Thinking further along the lines of this term R, we asked respondents whether they thought it was indeed realistic to expect R could be reduced even further such that there would be few or no new cases of coronavirus sometime in the coming months. A small majority of respondents (50%) said this was an unrealistic expectation, while 40% deemed it realistic.
This question was about expectations within a certain timeline. What about overall strategy and purpose? What did respondents think was the end goal of the UK’s coronavirus strategy with respects to its rate of spread (another description for R)?
Here a majority of respondents seemed to contradict the central implication of ‘control the virus.’ As we said before, ‘control the virus’ implies that the UK will have to learn how to live with the virus––it’s threat will always hang over the population and would need to be ‘controlled.’ It does not quite imply eradication of the virus. Yet, in our Tuesday poll, a narrow majority of respondents appear to believe that the current end goal is towards there being no or few new cases of coronavirus on any given day, rather than that there would never be too many new cases of coronavirus on any given day, which would ‘protect the NHS.’
And what did those respondents think the end goal of the UK’s coronavirus strategy ought to be? Here, opinion shifted even further towards the former, with more than two-thirds of respondents preferring a strategy that comes closer towards eradication than towards ‘control.’
Public sentiment so far has been reportedly used by Number 10 to predict the extent to which people would understand, comply with and approve of the lockdown and other social distancing measures. However, it is not clear whether public sentiment has been used to determine what the public themselves think ought to be the optimal strategy to confront this pandemic. Instead, the Government has relied on epidemiological modellers, such as Neil Ferguson, for its decision-making. Hence, the introduction of ‘R’ into public discourse.

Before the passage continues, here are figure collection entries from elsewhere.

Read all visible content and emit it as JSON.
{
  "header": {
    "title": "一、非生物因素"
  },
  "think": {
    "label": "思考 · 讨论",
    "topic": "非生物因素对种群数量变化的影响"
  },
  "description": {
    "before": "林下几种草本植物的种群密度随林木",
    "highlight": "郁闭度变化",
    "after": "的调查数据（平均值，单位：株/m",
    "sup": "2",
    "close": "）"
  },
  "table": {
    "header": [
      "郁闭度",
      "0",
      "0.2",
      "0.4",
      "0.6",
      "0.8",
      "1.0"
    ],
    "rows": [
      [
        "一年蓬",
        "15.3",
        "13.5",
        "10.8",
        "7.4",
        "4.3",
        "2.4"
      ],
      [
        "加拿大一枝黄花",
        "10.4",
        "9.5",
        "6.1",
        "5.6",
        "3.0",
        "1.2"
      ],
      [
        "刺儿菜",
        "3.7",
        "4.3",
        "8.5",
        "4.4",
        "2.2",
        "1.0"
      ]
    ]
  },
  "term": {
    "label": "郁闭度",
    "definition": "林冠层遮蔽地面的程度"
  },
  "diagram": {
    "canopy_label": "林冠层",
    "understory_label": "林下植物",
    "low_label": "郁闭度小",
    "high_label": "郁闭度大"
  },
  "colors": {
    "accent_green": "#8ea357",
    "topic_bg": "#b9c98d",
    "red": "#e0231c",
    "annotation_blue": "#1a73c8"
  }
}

As Nassim Nicholas Taleb has noted, the UK Government has made use of “epidemiological models that were designed to show us roughly what happens when a preselected set of actions are made, and not what we should make happen, and how.” If the public continues to demand a certain outcome, it will not matter what the epidemiologists say is the optimal outcome. Rather, it is for the epidemiologists to explain how and at what costs certain outcomes can be achieved.
Looking at how some other countries have responded to the pandemic, respondents thought Australia had done particularly well. There, the numbers have stayed low, such that having no or few cases is indeed the end goal for the government. Germany, thanks to mass testing, masks, and other social distancing measures, has also been able to reduce overall numbers at a rapid rate and therefore receives high marks from the British public.
In these uncertain times, regardless of modelling, other countries provide the United Kingdom’s Government with plenty of different examples to determine its strategy. Going forward, it may be easier for the Government to explain which country or countries they seek to emulate and, if there are differences in strategy, to explain why these differences exist. Instead, the UK Government has sought to avoid comparisons with other countries, especially after the death toll in the UK surpassed every other nation in Europe.
More transparent explanations would go a long way further than sloganeering and references to modelling. The public, as we have shown, is quite capable of understanding what R and these models mean. Rather, it is the purpose and intended outcome of measures that remains obfuscated. “Stay Alert. Control the Virus. Save Lives” is more confusing to the public than “Stay Home. Protect the NHS. Save Lives” not because of the differences between Stay Home and Stay Alert, but the differences in the ultimate purpose implied by these slogans.